Stando al recente rapporto dell’OMS (OMS, 2021), la speranza di vita per un uomo italiano nel 2019 (anno di riferimento dei dati) era di 80,9 anni, per una donna di 84,9, con una media complessiva di 83 anni, mentre il dato del Giappone, la nazione con la più alta speranza di vita del mondo, era di 81,5 anni per gli uomini ed 86,9 anni per le donne (84,3 anni in media). Certamente, la pandemia da Covid-19 ha inciso in modo sensibile sul dato, che però già mostra segni di ripresa. La statistica pubblicata lo scorso aprile dall’Istat (Istat, 2022b), con dati riferiti al 2021, rende chiaramente il devastante impatto della pandemia sulla speranza di vita alla nascita in Italia: a soli due anni di differenza, il dato è sceso a 80,1 anni per gli uomini e a 84,7 anni per le donne (82,4 anni in media). Va sottolineato come questo rappresenti un miglioramento, rispetto al dato 2020, di 4 mesi di vita in più per gli uomini e di circa 3 per le donne. Se però si considera il dato Istat pre-pandemico riferito al 2019, va comunque constatata una perdita di 11 mesi per gli uomini e di 7 per le donne. Moltissimo, considerando l’inerzia (in senso statistico) che caratterizza i dati demografici.
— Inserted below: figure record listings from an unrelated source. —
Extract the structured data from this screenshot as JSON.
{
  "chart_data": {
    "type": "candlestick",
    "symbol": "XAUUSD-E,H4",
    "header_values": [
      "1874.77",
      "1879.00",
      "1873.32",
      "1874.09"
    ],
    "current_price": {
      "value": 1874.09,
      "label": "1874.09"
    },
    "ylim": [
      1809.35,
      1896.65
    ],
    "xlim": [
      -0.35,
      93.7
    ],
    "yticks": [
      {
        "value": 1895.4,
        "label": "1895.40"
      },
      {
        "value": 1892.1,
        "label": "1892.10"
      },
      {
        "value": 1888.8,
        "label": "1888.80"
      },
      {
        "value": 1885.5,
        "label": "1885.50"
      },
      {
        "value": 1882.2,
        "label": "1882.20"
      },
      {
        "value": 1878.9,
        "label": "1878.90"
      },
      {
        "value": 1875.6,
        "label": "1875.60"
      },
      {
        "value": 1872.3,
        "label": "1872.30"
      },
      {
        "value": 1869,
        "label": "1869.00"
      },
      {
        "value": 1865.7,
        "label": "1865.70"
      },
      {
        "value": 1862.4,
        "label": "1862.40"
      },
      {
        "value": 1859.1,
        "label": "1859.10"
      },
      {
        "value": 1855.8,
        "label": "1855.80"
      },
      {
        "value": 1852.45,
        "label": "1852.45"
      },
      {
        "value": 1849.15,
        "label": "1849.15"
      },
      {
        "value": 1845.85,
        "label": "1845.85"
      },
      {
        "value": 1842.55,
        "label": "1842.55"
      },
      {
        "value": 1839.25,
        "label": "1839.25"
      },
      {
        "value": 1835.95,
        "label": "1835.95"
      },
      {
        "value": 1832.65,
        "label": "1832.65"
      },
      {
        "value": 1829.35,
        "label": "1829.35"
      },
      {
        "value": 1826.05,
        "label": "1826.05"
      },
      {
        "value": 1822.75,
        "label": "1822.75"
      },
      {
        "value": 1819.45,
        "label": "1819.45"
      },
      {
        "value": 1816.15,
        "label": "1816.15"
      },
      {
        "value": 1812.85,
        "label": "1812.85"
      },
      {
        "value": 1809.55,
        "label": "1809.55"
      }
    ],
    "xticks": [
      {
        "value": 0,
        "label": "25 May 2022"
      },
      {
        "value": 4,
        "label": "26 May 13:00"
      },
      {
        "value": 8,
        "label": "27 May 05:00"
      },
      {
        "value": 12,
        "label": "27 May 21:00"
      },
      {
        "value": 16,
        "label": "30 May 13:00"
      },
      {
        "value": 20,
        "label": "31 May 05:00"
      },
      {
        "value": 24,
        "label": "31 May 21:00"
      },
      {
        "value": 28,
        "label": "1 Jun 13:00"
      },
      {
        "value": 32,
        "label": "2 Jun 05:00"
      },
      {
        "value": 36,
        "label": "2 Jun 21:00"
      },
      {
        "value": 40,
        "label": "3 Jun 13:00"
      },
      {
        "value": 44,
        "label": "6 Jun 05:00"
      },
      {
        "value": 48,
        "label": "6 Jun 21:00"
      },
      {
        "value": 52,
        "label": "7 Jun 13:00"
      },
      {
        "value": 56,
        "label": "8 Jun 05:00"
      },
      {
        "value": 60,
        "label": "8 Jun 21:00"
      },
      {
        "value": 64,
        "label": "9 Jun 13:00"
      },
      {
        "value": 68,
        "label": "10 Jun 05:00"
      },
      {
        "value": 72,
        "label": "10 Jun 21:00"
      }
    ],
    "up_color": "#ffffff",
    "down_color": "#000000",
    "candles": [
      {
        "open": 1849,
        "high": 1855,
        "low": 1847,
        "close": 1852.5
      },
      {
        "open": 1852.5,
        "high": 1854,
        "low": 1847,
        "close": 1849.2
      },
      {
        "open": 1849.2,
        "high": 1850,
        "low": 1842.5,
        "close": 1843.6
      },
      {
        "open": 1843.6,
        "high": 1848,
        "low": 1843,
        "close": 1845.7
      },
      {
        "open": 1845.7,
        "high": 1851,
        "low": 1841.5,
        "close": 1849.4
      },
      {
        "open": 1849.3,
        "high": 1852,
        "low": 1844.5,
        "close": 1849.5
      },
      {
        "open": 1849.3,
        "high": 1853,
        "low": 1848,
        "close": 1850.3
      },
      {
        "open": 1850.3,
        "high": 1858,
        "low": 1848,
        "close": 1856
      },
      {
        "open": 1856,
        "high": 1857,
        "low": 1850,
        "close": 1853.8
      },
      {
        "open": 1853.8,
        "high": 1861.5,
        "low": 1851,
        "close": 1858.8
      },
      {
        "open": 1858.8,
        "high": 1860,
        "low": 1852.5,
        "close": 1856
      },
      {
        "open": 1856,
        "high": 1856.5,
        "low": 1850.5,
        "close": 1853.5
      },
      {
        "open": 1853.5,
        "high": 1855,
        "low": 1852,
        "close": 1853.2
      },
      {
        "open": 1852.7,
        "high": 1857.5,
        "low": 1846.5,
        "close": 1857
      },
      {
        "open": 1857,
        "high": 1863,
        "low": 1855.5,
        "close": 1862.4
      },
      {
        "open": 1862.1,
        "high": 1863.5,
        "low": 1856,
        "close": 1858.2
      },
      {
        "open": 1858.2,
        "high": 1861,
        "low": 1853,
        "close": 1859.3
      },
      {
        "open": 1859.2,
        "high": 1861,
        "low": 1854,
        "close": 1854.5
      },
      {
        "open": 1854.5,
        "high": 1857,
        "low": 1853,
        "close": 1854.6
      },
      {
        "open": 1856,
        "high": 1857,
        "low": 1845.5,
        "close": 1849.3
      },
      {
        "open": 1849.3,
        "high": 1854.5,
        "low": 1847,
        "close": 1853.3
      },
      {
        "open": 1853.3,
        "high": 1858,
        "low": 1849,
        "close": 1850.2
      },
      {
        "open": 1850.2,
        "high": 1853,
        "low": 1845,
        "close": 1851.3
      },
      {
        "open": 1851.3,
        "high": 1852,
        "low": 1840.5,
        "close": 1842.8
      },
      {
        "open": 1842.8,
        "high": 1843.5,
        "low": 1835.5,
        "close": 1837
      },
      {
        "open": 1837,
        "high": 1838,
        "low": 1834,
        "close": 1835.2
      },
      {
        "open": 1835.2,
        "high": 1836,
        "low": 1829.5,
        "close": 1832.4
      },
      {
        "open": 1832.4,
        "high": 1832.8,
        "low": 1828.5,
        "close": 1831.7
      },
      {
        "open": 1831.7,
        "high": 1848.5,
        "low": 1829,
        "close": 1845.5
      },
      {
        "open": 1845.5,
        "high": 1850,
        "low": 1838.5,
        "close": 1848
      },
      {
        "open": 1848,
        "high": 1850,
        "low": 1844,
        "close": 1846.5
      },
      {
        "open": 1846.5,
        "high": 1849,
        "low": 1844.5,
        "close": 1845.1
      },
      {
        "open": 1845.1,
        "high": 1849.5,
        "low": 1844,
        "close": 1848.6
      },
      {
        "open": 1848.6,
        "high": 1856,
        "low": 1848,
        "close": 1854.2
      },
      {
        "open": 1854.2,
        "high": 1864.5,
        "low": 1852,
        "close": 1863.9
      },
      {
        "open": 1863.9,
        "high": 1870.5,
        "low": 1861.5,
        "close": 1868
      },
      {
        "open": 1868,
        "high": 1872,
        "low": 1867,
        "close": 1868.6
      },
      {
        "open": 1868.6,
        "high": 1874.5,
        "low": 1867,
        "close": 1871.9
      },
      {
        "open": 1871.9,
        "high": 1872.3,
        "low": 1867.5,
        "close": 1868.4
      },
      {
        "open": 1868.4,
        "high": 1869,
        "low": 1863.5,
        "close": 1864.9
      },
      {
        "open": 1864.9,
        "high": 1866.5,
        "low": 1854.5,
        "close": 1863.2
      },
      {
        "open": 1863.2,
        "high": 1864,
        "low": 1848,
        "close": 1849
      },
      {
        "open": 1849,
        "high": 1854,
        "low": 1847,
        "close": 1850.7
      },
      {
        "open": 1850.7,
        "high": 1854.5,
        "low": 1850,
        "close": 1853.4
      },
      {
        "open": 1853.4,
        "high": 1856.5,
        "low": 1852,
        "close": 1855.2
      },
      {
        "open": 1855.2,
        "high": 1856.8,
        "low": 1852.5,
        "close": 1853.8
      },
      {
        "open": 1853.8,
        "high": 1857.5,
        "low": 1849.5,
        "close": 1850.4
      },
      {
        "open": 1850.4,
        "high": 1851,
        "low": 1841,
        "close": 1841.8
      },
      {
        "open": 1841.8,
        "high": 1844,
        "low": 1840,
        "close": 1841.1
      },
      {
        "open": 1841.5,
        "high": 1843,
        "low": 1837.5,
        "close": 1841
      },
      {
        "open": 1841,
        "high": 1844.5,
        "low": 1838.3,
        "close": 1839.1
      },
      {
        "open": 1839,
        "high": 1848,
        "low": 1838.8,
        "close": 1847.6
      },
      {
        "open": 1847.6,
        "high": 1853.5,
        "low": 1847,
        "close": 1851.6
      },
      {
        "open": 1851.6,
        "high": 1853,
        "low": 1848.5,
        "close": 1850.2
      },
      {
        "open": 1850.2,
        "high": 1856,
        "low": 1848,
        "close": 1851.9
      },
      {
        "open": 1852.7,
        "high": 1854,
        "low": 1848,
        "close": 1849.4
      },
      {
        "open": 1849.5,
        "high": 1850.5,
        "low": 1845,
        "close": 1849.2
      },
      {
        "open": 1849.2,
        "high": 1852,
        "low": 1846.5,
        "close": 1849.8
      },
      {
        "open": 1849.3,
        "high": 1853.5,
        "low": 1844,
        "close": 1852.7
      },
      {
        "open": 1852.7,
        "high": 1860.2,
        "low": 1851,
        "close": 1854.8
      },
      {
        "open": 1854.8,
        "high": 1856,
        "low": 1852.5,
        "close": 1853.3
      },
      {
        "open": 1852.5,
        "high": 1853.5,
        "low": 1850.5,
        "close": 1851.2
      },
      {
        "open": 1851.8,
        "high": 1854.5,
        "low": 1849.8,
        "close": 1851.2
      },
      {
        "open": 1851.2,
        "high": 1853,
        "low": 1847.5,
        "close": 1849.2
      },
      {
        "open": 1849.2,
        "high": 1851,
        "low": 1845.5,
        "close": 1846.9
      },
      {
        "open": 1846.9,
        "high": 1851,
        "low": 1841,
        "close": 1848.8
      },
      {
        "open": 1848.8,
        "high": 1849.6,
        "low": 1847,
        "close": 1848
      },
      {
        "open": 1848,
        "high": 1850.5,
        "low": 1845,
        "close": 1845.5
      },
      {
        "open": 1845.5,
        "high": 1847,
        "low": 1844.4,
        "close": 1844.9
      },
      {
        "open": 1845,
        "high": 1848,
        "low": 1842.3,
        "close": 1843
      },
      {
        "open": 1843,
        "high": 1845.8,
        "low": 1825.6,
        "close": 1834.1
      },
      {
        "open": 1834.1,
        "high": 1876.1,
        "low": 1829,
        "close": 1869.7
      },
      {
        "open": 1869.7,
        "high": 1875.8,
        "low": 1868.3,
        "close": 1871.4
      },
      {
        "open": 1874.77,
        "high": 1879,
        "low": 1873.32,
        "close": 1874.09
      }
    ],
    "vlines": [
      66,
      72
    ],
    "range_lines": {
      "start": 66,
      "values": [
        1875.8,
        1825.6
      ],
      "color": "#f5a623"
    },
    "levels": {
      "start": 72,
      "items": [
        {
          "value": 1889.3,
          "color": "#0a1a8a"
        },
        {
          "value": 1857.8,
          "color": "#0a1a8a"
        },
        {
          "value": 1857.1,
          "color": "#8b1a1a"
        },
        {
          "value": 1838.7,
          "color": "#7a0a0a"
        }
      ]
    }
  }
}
Nonostante la pandemia, in Italia si vive molto a lungo; ma questo dato assolutamente positivo convive in modo problematico con un altro aspetto fortemente caratterizzante il nostro Paese: la scarsa natalità. Nel 2021 il numero medio di figli per donna (di seguito TFR, Total Fertility Rate) è 1,25, dato di poco superiore rispetto all’1,24 del 2020 (Istat, 2022b). Numeri che pongono l’Italia tra le nazioni con il TFR più basso del mondo. Considerando che, per garantire il “rimpiazzo generazionale”, quel numero dovrebbe essere uguale a 2,1, è evidente che si sta configurando una più che possibile criticità futura – e che i due fenomeni che abbiamo considerato (speranza di vita altissima, bassissimo TFR) delineano, nelle loro possibili dinamiche, un megatrend. Ovvero, un fenomeno troppo potente per poterne capovolgere o modificare radicalmente la tendenza, ma per il quale i Futures Studies sono chiamati a delineare possibili scenari, cercare soluzioni, anticipare futuri. In uno dei pochi ambiti disciplinari – quello demografico – che ha la caratteristica di consentire previsioni davvero corrette, proprio in forza della grande stabilità nel tempo dei fenomeni trattati, farsi sorprendere da future criticità sarebbe davvero inaccettabile. Va, semmai, sottolineato che anche i fenomeni demografici interagiscono nella complessità sociale; possono esserne, al tempo stesso, causa e conseguenza. Quindi anche una possibile criticità di carattere demografico va inquadrata in un più ampio contesto, confermando la naturale vocazione dei Futures Studies alla multidisciplinarità (Barbieri Masini, 1993).
Cosa caratterizzerà l’Italia nei prossimi anni? Sicuramente un numero sempre più basso di nuovi nati, insieme a un numero di anziani che sarà negli anni a venire molto più alto di quello attuale – va infatti ricordato che il picco delle nascite in Italia si colloca nel 1964 e da quell’anno il numero di figli per donna ha intrapreso la tendenza che ci porta al dato di oggi – delinea un tipo di società che sarà, nei prossimi decenni, molto diverso da quello che conosciamo oggi. Può tornare utile un’immagine (Fig. 1) pubblicata dall’Istat nel contesto delle Statistiche Sperimentali (Istat, 2016).

L’immagine propone, in dato assoluto, la composizione per sesso e generazioni della composizione della popolazione italiana al primo gennaio 2015. In una ipotetica animazione del grafico, le generazioni più rappresentate, quelle del baby boom, negli anni a venire “saliranno” sempre più, allargandosi verso la cima della piramide, mentre la base risulterà ancora più sottile, dando esattamente l’immagine di una piramide rovesciata. Immagine che non manca di una sua potenza evocativa: se non si attueranno le necessarie misure per affrontare la situazione, come potrà la piramide, di qui a 20-30 anni, restare in equilibrio, o evitare di collassare su sé stessa?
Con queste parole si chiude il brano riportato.